Psychotic disorders are a group of mental health conditions that change your sense of reality. They make it hard to know what is real and what is not. When you have these disorders, you might see and hear things that do not exist or believe things that are not true.
The first symptoms can be hard to spot. You might not realise you have a problem right away. So, see a doctor if you notice any of these changes:
• You cannot concentrate or think clearly.
• You are suspicious of people around you.
• You see or hear things no one else can.
• You pull away from loved ones and spend more time alone.
• You have strange new beliefs, and no one can convince you they are untrue.
• You stop bathing or caring for yourself.
How are they treated?
You will have the best chance of recovery if you get treated during your first outbreak of symptoms. Your doctor may suggest medicine and talk therapy.
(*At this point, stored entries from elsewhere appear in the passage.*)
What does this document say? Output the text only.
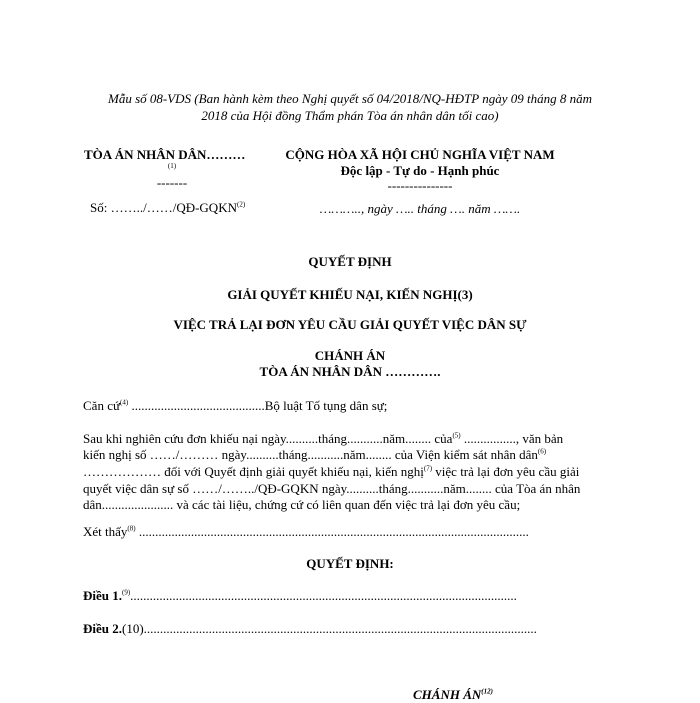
Mẫu số 08-VDS (Ban hành kèm theo Nghị quyết số 04/2018/NQ-HĐTP ngày 09 tháng 8 năm
2018 của Hội đồng Thẩm phán Tòa án nhân dân tối cao)
TÒA ÁN NHÂN DÂN………
(1)
-------
Số: ……../……/QĐ-GQKN$^{(2)}$
CỘNG HÒA XÃ HỘI CHỦ NGHĨA VIỆT NAM
Độc lập - Tự do - Hạnh phúc
---------------
……….., ngày ….. tháng …. năm …….
QUYẾT ĐỊNH
GIẢI QUYẾT KHIẾU NẠI, KIẾN NGHỊ(3)
VIỆC TRẢ LẠI ĐƠN YÊU CẦU GIẢI QUYẾT VIỆC DÂN SỰ
CHÁNH ÁN
TÒA ÁN NHÂN DÂN ………….
Căn cứ$^{(4)}$ .........................................Bộ luật Tố tụng dân sự;
Sau khi nghiên cứu đơn khiếu nại ngày..........tháng...........năm........ của$^{(5)}$ ................, văn bản
kiến nghị số ……/……… ngày..........tháng...........năm........ của Viện kiểm sát nhân dân$^{(6)}$
……………… đối với Quyết định giải quyết khiếu nại, kiến nghị$^{(7)}$ việc trả lại đơn yêu cầu giải
quyết việc dân sự số ……/……../QĐ-GQKN ngày..........tháng...........năm........ của Tòa án nhân
dân...................... và các tài liệu, chứng cứ có liên quan đến việc trả lại đơn yêu cầu;
Xét thấy$^{(8)}$ ........................................................................................................................
QUYẾT ĐỊNH:
Điều 1.$^{(9)}$.......................................................................................................................
Điều 2.(10).........................................................................................................................
CHÁNH ÁN$^{(12)}$
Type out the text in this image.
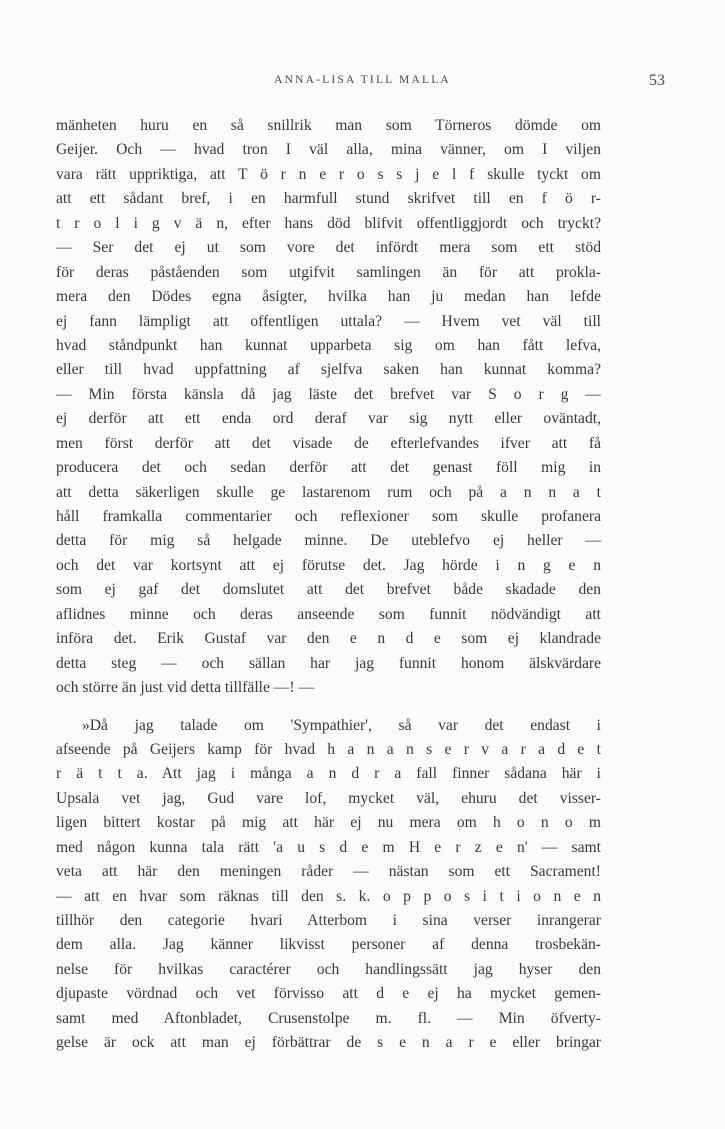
ANNA-LISA TILL MALLA	53
mänheten huru en så snillrik man som Törneros dömde om
Geijer. Och — hvad tron I väl alla, mina vänner, om I viljen
vara rätt uppriktiga, att T ö r n e r o s s j e l f skulle tyckt om
att ett sådant bref, i en harmfull stund skrifvet till en f ö r-
t r o l i g v ä n, efter hans död blifvit offentliggjordt och tryckt?
— Ser det ej ut som vore det infördt mera som ett stöd
för deras påståenden som utgifvit samlingen än för att prokla-
mera den Dödes egna åsigter, hvilka han ju medan han lefde
ej fann lämpligt att offentligen uttala? — Hvem vet väl till
hvad ståndpunkt han kunnat upparbeta sig om han fått lefva,
eller till hvad uppfattning af sjelfva saken han kunnat komma?
— Min första känsla då jag läste det brefvet var S o r g —
ej derför att ett enda ord deraf var sig nytt eller oväntadt,
men först derför att det visade de efterlefvandes ifver att få
producera det och sedan derför att det genast föll mig in
att detta säkerligen skulle ge lastarenom rum och på a n n a t
håll framkalla commentarier och reflexioner som skulle profanera
detta för mig så helgade minne. De uteblefvo ej heller —
och det var kortsynt att ej förutse det. Jag hörde i n g e n
som ej gaf det domslutet att det brefvet både skadade den
aflidnes minne och deras anseende som funnit nödvändigt att
införa det. Erik Gustaf var den e n d e som ej klandrade
detta steg — och sällan har jag funnit honom älskvärdare
och större än just vid detta tillfälle —! —
»Då jag talade om 'Sympathier', så var det endast i
afseende på Geijers kamp för hvad h a n a n s e r v a r a d e t
r ä t t a. Att jag i många a n d r a fall finner sådana här i
Upsala vet jag, Gud vare lof, mycket väl, ehuru det visser-
ligen bittert kostar på mig att här ej nu mera om h o n o m
med någon kunna tala rätt 'a u s d e m H e r z e n' — samt
veta att här den meningen råder — nästan som ett Sacrament!
— att en hvar som räknas till den s. k. o p p o s i t i o n e n
tillhör den categorie hvari Atterbom i sina verser inrangerar
dem alla. Jag känner likvisst personer af denna trosbekän-
nelse för hvilkas caractérer och handlingssätt jag hyser den
djupaste vördnad och vet förvisso att d e ej ha mycket gemen-
samt med Aftonbladet, Crusenstolpe m. fl. — Min öfverty-
gelse är ock att man ej förbättrar de s e n a r e eller bringar
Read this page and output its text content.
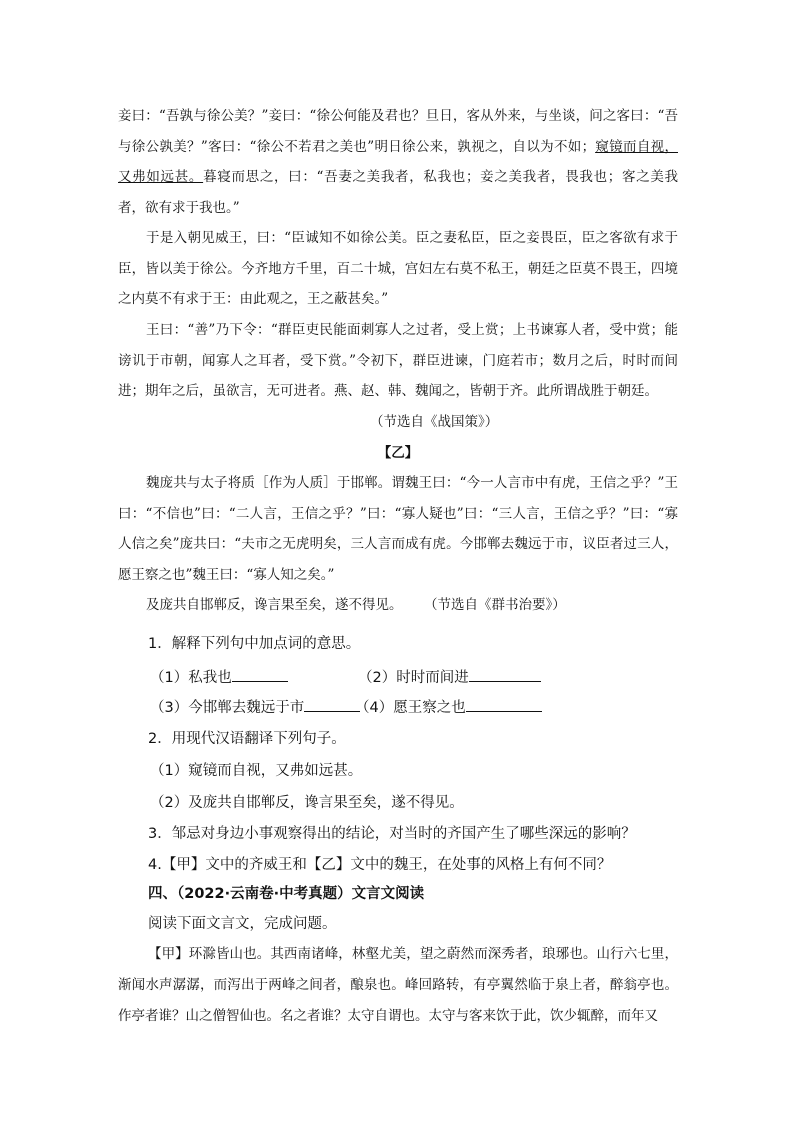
妾曰：“吾孰与徐公美？”妾曰：“徐公何能及君也？旦日，客从外来，与坐谈，问之客曰：“吾与徐公孰美？”客曰：“徐公不若君之美也”明日徐公来，孰视之，自以为不如；窥镜而自视，又弗如远甚。暮寝而思之，曰：“吾妻之美我者，私我也；妾之美我者，畏我也；客之美我者，欲有求于我也。”

于是入朝见威王，曰：“臣诚知不如徐公美。臣之妻私臣，臣之妾畏臣，臣之客欲有求于臣，皆以美于徐公。今齐地方千里，百二十城，宫妇左右莫不私王，朝廷之臣莫不畏王，四境之内莫不有求于王：由此观之，王之蔽甚矣。”

王曰：“善”乃下令：“群臣吏民能面刺寡人之过者，受上赏；上书谏寡人者，受中赏；能谤讥于市朝，闻寡人之耳者，受下赏。”令初下，群臣进谏，门庭若市；数月之后，时时而间进；期年之后，虽欲言，无可进者。燕、赵、韩、魏闻之，皆朝于齐。此所谓战胜于朝廷。

（节选自《战国策》）

【乙】

魏庞共与太子将质［作为人质］于邯郸。谓魏王曰：“今一人言市中有虎，王信之乎？”王曰：“不信也”曰：“二人言，王信之乎？”曰：“寡人疑也”曰：“三人言，王信之乎？”曰：“寡人信之矣”庞共曰：“夫市之无虎明矣，三人言而成有虎。今邯郸去魏远于市，议臣者过三人，愿王察之也”魏王曰：“寡人知之矣。”

及庞共自邯郸反，谗言果至矣，遂不得见。	（节选自《群书治要》）

1．解释下列句中加点词的意思。

（1）私我也	（2）时时而间进

（3）今邯郸去魏远于市	（4）愿王察之也

2．用现代汉语翻译下列句子。

（1）窥镜而自视，又弗如远甚。

（2）及庞共自邯郸反，谗言果至矣，遂不得见。

3．邹忌对身边小事观察得出的结论，对当时的齐国产生了哪些深远的影响？

4.【甲】文中的齐威王和【乙】文中的魏王，在处事的风格上有何不同？

四、（2022·云南卷·中考真题）文言文阅读

阅读下面文言文，完成问题。

【甲】环滁皆山也。其西南诸峰，林壑尤美，望之蔚然而深秀者，琅琊也。山行六七里，渐闻水声潺潺，而泻出于两峰之间者，酿泉也。峰回路转，有亭翼然临于泉上者，醉翁亭也。作亭者谁？山之僧智仙也。名之者谁？太守自谓也。太守与客来饮于此，饮少辄醉，而年又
A therapist helps you understand your thoughts and behaviours and teaches you healthier ways to manage your problems. Antipsychotic drugs can help ease hallucinations and delusions. Your doctor may prescribe antidepressants if you also have symptoms of depression, like despair and sadness.
Life with a psychotic disorder
Lean on friends, family members, your doctor, and a support group in your community to help you get through treatment. Find out all you can about your condition and what to expect. Take the time you need to recover. Don’t try to push yourself too hard. If you have a problem with drugs or alcohol, get help from your doctor or a substance abuse programme.